# Practical Multimodal Emotion Recognition: How Audio-Text Fusion Achieves 47.92% Accuracy

> An open-source multimodal emotion recognition project demonstrates how to combine audio CNN, Whisper speech transcription, and DistilBERT text model to achieve 47.92% recognition accuracy on the RAVDESS dataset using a late fusion strategy, providing a complete engineering implementation reference for speech emotion analysis.
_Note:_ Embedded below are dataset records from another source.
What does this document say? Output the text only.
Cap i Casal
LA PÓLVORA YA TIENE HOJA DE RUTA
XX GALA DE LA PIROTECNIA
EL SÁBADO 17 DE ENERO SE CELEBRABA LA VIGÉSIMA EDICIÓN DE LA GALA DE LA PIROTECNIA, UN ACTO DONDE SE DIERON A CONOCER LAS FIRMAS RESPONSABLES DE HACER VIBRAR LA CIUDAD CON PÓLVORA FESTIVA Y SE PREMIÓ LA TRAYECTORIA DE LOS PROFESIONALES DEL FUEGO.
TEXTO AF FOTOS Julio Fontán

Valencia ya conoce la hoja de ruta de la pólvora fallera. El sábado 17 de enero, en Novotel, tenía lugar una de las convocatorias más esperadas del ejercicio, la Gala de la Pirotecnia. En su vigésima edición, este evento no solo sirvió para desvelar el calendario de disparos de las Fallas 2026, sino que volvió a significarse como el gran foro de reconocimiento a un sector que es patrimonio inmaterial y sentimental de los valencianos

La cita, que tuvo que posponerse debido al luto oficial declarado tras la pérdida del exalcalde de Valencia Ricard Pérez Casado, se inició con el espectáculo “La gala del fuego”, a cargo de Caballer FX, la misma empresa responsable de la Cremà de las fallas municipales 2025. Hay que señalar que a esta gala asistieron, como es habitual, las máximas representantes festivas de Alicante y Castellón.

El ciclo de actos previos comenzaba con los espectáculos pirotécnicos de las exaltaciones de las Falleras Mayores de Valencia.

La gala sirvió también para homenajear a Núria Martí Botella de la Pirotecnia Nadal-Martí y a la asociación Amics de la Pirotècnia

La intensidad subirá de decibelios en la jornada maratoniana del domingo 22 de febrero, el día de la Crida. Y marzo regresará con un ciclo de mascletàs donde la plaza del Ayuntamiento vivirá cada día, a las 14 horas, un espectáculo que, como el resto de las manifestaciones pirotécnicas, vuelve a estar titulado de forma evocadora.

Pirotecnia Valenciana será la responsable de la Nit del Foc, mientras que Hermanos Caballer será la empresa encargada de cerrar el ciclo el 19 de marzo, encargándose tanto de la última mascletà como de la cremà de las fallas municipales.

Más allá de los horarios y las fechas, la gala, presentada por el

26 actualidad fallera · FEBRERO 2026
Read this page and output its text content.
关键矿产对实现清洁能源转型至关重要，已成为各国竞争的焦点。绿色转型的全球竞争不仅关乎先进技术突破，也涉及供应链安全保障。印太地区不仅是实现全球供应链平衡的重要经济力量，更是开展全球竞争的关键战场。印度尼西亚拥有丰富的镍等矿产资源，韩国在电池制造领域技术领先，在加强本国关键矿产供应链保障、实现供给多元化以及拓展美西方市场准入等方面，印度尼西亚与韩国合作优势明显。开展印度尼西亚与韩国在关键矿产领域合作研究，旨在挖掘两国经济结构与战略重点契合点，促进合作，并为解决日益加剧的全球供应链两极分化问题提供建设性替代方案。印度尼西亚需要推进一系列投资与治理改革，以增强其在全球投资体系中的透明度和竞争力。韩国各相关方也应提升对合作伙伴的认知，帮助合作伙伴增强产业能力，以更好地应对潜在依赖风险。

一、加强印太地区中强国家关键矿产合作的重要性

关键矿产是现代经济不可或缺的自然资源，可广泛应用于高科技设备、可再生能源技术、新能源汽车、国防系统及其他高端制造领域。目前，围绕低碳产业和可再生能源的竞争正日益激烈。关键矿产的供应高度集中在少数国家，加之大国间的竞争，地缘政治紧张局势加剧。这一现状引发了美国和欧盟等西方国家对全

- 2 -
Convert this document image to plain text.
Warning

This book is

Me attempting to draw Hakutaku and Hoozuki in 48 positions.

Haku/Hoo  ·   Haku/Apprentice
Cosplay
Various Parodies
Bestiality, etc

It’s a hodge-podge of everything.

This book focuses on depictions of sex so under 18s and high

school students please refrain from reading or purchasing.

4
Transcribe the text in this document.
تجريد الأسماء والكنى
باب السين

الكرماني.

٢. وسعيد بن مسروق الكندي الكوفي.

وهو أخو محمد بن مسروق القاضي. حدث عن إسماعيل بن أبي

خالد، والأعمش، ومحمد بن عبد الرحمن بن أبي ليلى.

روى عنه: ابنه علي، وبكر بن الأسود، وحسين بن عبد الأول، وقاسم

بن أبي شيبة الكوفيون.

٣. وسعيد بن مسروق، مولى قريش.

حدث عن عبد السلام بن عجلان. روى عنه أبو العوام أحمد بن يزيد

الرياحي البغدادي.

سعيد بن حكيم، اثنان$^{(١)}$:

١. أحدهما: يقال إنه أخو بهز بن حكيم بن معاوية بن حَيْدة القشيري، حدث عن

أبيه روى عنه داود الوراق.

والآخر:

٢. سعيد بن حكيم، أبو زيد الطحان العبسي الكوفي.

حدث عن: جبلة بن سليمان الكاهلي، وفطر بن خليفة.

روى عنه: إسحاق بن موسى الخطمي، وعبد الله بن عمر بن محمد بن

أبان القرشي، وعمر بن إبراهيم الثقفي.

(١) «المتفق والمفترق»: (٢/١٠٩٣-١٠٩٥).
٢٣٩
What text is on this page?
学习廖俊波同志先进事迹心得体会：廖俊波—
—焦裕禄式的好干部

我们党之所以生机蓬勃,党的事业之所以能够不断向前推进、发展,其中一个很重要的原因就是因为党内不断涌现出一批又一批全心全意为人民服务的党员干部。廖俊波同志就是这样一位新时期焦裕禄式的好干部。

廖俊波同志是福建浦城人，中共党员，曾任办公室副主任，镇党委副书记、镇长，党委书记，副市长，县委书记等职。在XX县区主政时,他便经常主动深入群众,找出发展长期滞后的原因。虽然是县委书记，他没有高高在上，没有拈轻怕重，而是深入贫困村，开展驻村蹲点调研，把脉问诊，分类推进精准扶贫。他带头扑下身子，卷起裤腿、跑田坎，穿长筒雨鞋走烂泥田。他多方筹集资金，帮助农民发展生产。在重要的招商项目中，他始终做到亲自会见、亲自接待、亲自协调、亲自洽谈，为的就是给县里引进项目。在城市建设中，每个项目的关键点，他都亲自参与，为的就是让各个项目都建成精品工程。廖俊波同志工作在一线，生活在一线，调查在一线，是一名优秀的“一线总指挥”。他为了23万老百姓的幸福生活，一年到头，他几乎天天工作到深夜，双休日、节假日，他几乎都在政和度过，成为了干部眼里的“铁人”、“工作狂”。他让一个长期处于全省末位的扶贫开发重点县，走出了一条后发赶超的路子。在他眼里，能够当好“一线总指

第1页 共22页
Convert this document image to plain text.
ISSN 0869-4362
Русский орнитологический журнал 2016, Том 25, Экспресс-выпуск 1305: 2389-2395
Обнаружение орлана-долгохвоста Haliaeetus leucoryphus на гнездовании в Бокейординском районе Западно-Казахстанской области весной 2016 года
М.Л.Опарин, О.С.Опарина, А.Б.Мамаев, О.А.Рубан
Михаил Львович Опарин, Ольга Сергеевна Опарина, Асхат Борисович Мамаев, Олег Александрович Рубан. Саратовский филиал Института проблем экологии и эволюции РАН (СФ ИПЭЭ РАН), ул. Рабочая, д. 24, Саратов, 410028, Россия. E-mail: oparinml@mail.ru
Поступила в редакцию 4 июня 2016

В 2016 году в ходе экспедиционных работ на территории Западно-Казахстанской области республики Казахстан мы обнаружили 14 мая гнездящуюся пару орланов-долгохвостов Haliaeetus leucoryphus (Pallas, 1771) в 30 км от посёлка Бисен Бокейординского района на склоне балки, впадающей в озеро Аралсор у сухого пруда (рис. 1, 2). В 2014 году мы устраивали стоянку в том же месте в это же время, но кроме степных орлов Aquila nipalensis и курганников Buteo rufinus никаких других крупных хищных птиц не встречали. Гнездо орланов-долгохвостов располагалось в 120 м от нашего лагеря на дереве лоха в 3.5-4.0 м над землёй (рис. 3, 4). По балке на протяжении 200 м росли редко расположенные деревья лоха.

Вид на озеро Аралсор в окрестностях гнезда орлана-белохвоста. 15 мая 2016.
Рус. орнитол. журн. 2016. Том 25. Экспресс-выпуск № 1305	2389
- 板块: [Openclaw Llm](https://www.zingnex.cn/en/forum/board/openclaw-llm)
- 发布时间: 2026-05-12T18:53:21.000Z
- 最近活动: 2026-05-12T19:20:37.254Z
- 热度: 163.6
- 关键词: 多模态情感识别, 语音情感分析, RAVDESS数据集, 音频CNN, Whisper, DistilBERT, 后期融合, 数据增强, 机器学习, 深度学习
- 页面链接: https://www.zingnex.cn/en/forum/thread/47-92
- Canonical: https://www.zingnex.cn/forum/thread/47-92
- Markdown 来源: floors_fallback

---

## Introduction to Practical Multimodal Emotion Recognition: Audio-Text Fusion Achieving 47.92% Accuracy

This open-source project demonstrates how to combine audio CNN, Whisper speech transcription, and DistilBERT text model to achieve 47.92% emotion recognition accuracy on the RAVDESS dataset using a late fusion strategy. The project systematically compares unimodal and multimodal methods, adopts an actor-split evaluation approach, and provides a complete engineering implementation reference for speech emotion analysis.

## Challenges of Multimodal Emotion Recognition and Characteristics of the RAVDESS Dataset

Human emotion expression is the result of multimodal collaboration, and traditional unimodal methods (acoustic-only or text-only) have limitations. The RAVDESS dataset is a benchmark for emotion recognition, containing 8 emotion samples from 24 actors. Fixed scripts ensure that emotional information mainly comes from acoustic features, providing a controlled scenario for multimodal research.

## Three-Branch Modular Architecture and Late Fusion Strategy

The project uses three branches: 1. Audio CNN branch: Convert speech to Mel spectrogram, and learn time-frequency patterns via CNN; 2. Text RNN branch: Transcribe speech using Whisper tiny.en, processed by bidirectional GRU; 3. DistilBERT branch: An additional experiment replacing GRU. After independent training of the three branches, predictions are combined via late fusion (weighted average probability).

## Experimental Results: Data Augmentation Boosts Performance Significantly, Fusion Reaches 47.92% Accuracy

Baseline audio CNN accuracy: 38.33%; Text GRU only: 16.25%; Audio CNN after data augmentation: 46.67%; Enhanced audio + DistilBERT fusion final accuracy: 47.92%, Macro F1: 44.38%. Data augmentation plays a significant role in performance improvement.

## Actor-Split Evaluation: More Realistically Reflects Model Generalization Ability

The project uses actor-split (speakers in the test set are not in the training set) instead of random split, forcing the model to learn general emotional features, avoiding memorizing specific actor styles, being closer to real application scenarios, and reflecting the rigor of evaluation.

## Fusion Strategy Experiments: Simple Average Performs Well

Three strategies were tried: average probability, weighted average, and maximum confidence. The results show that the simple average strategy performs stably on the RAVDESS dataset without the need for complex dynamic weight adjustment.

## Practical Application Insights and Reference Value of the Open-Source Project

Data augmentation can improve the robustness of audio models; the value of multimodal fusion depends on the complementarity of modal information; the open-source project provides complete code and documentation, facilitating reproduction and entry, and offering methodological references for similar studies.

## Project Summary and Future Outlook for Emotion Recognition

This project demonstrates the potential of multimodal fusion; the 47.92% accuracy is quite good considering the dataset difficulty and actor-split challenges. Open-source accumulation will accelerate the development of emotion recognition technology, and future multimodal large models are expected to further improve accuracy and robustness.